Mission to the Moon

I’ve been reading science fiction for a long time, since maybe second grade, circa 1968. I believe that the first scifi book I read was Lester Del Rey’s Mission to the Moon.

Although Del Rey copyrighted it in 1956 (renewed 1984), there’s a 2015 edition available. It’s got a very cool cover:

Mission to the Moon cover

That’s Alex Schomburg’s cover for the 1956 edition of Mission to the Moon. It looks retro now in 2022, because it’s straight out of 1956. We’ve been to the moon, the last person stepped back on a Lunar Module 50 years ago. Humans have never been back, and probably will never go back.

If I did read it in second grade, and I’m confident in that date, it was 1968. The crew of Apollo 8 flew to the moon, orbited it, and came back to earth in December of 1968. That flight was a lot different than building a 50-person, multi-vehicle, lunar expedition in earth orbit. I do not recall how I reconciled the chasm between the real space program, and that shown in this book.

There’s a lot wrong with this book. The prose is carved out of wood, it’s very clunky to read. Our hero, Jim Stanley, is one-dimensional. There’s a potential romantic interest, but she’s grotesquely mis-handled. But it was fun to re-read this after 53 years or so. I remembered some pieces of it after all those years.
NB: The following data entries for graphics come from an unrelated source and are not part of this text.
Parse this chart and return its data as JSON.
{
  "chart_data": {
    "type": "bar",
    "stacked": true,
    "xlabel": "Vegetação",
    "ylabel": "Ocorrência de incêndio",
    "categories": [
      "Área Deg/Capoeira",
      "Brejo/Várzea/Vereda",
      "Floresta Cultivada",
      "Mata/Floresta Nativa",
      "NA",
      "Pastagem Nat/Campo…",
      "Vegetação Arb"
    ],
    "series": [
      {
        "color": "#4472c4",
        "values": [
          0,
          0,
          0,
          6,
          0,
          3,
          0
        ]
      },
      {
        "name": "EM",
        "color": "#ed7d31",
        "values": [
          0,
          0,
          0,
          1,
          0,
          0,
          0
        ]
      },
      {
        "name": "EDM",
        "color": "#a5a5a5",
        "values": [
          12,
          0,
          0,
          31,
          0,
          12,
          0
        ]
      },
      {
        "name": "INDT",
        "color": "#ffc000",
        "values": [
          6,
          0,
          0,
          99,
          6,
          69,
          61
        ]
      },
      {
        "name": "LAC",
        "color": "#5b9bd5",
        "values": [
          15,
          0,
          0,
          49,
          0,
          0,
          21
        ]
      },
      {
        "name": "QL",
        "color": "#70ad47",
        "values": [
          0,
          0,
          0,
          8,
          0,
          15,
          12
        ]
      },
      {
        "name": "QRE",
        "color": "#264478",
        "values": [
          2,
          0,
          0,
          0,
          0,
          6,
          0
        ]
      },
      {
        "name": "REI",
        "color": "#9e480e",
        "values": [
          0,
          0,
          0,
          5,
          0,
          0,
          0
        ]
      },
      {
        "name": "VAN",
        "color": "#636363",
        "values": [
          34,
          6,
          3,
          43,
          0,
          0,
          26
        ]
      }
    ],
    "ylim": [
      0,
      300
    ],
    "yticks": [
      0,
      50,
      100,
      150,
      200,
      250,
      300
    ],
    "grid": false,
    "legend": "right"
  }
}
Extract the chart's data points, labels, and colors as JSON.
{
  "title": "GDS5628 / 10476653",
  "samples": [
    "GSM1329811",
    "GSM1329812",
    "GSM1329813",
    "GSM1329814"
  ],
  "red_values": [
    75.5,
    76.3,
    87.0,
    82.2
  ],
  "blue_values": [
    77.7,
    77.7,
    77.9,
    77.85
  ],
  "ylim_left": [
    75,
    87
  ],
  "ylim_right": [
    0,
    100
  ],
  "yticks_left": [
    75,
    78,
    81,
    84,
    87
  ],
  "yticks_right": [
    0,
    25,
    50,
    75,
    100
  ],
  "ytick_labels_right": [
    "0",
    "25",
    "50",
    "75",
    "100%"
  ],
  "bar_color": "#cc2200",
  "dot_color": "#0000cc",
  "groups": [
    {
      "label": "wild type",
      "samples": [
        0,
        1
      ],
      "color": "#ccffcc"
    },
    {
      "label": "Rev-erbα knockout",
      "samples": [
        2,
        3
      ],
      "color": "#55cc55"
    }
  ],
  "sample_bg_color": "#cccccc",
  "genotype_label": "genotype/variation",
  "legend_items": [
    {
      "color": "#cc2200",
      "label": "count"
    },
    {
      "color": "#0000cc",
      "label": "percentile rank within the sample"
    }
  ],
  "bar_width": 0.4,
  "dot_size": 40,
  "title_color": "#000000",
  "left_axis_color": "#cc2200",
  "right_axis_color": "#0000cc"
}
Mission to the Moon dramatizes part of Wernher von Braun’s original space program, The Mars Project. It’s pretty clear Del Rey borrows from Across the Space Frontier and The Conquest of the Moon

I don’t think Del Rey understood orbital mechanics at all well. There’s a scene near the beginning of the book where our hero glimpses a second space station, that of The Combine, a fictionalized Communist Bloc. Somehow, nobody but a few science and engineering types who have Space Knowledge have noticed this second station, despite it being in about a 90-minute polar orbit. There’s also the oddity of the lunar exploration ships leaving from a low-earth polar orbit. Given that the moon is in a roughly equatorial orbit, that seems wrong.